What Is A Light Emitting Diode [LED]?
The LED is a semiconductor device made from a combination of chemically polarised semiconductors. The chemical composition is selected to define the energy of the electrons that pass across the boundary between the two types of semiconductors. This energy is converted to light as electrons flow through the device. The electron defines the wavelength of the resultant coloured light.
Benefits of LED
There are numerous benefits offered by LEDs especially in terms of their inherent efficiency and longer lifespan that translate into long-term savings.

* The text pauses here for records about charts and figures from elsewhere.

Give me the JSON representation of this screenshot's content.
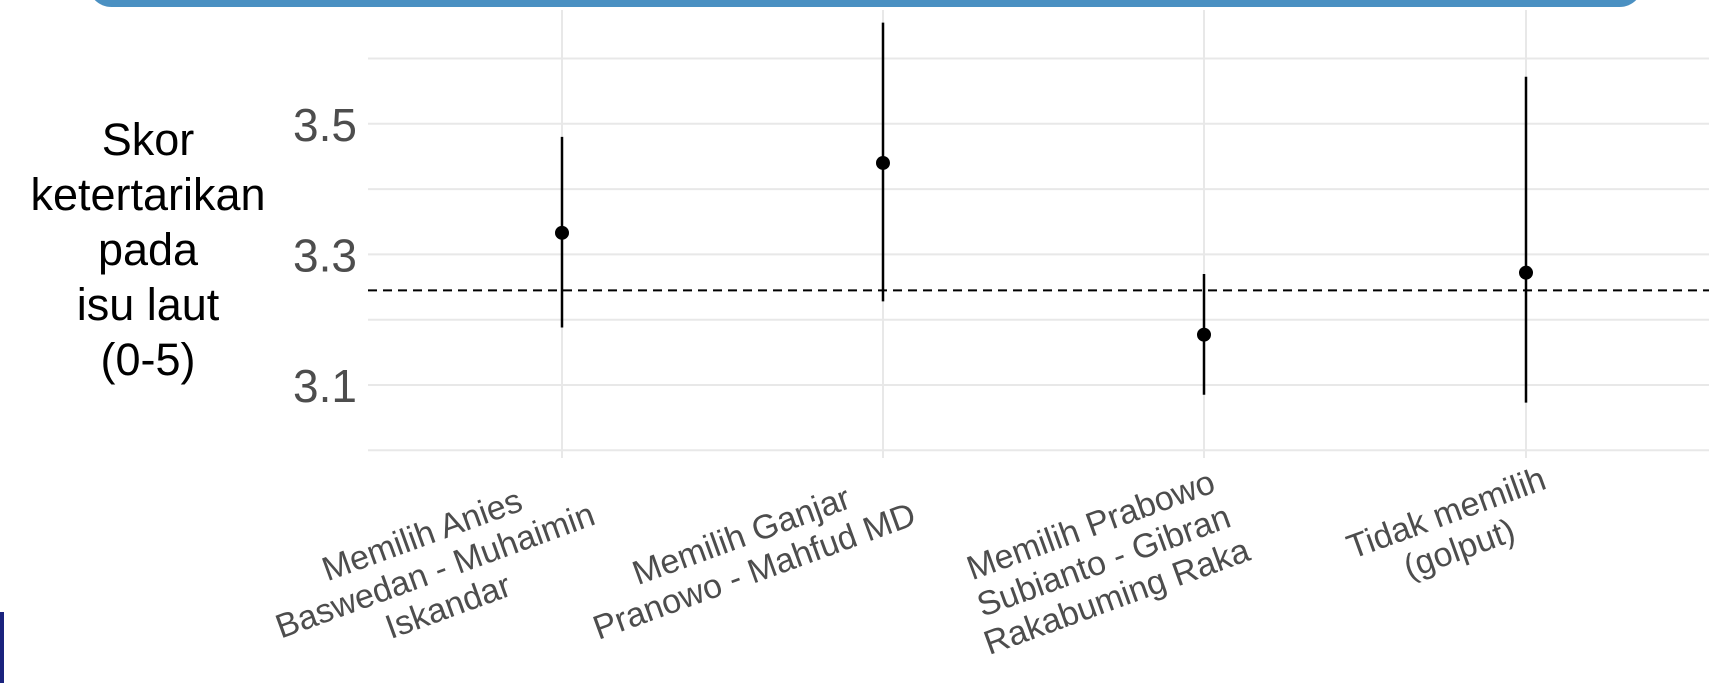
{
  "chart_data": {
    "type": "scatter",
    "subtype": "point-range (mean with interval)",
    "title": "",
    "xlabel": "",
    "ylabel": "Skor\nketertarikan\npada\nisu laut\n(0-5)",
    "categories": [
      "Memilih Anies\nBaswedan - Muhaimin\nIskandar",
      "Memilih Ganjar\nPranowo - Mahfud MD",
      "Memilih Prabowo\nSubianto - Gibran\nRakabuming Raka",
      "Tidak memilih\n(golput)"
    ],
    "series": [
      {
        "values": [
          3.333,
          3.44,
          3.177,
          3.272
        ],
        "lower": [
          3.188,
          3.228,
          3.085,
          3.073
        ],
        "upper": [
          3.48,
          3.655,
          3.27,
          3.572
        ]
      }
    ],
    "reference_line": {
      "y": 3.245,
      "style": "dashed"
    },
    "yticks": [
      3.1,
      3.3,
      3.5
    ],
    "ytick_labels": [
      "3.1",
      "3.3",
      "3.5"
    ],
    "ylim": [
      2.995,
      3.7
    ],
    "grid": true,
    "legend": "none",
    "colors": {
      "points": "#000000",
      "grid": "#e8e8e8",
      "tick_text": "#4d4d4d",
      "banner": "#4a90c2"
    }
  }
}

Some of the significant benefits of LEDs are:
- Lower power consumption as opposed to conventional lighting
- No ultra-violet output. The UV component in conventional lighting can cause damage to fabric
- Very long lamp lifespan - up to 100,000 hours
- Ecologically friendly
- Light weight manufacture
- Emits very little heat in light output, thereby reducing air-conditioning costs
- Small size enables it to fit into positions that conventional lights canno
- Coloured light can be produced by controlling the power to each primary colour, eliminating power wastage
LEDs in Illumination - Overcoming Inherent Limitations
Essentially illumination uses white light and LEDs inherently are incapable of producing white light. However, LED technology has at least two ways of overcoming this limitation.
The first method pioneered by Nichia of Japan in 1996, involves the coating of a blue Led with phosphor. When the blue light hits the surface of the phosphor, it emits white light. This technology is commonly seen in commercial applications but the degradation of the phosphor coating over time places its estimated lifespan at about 6 years.
Alternatively, another method of producing white light by mixing the three primary colours red, green and blue is finding some applications. The drawback here however is that given the nature of additive mixing, the white tends to be inconsistent in its spectrum.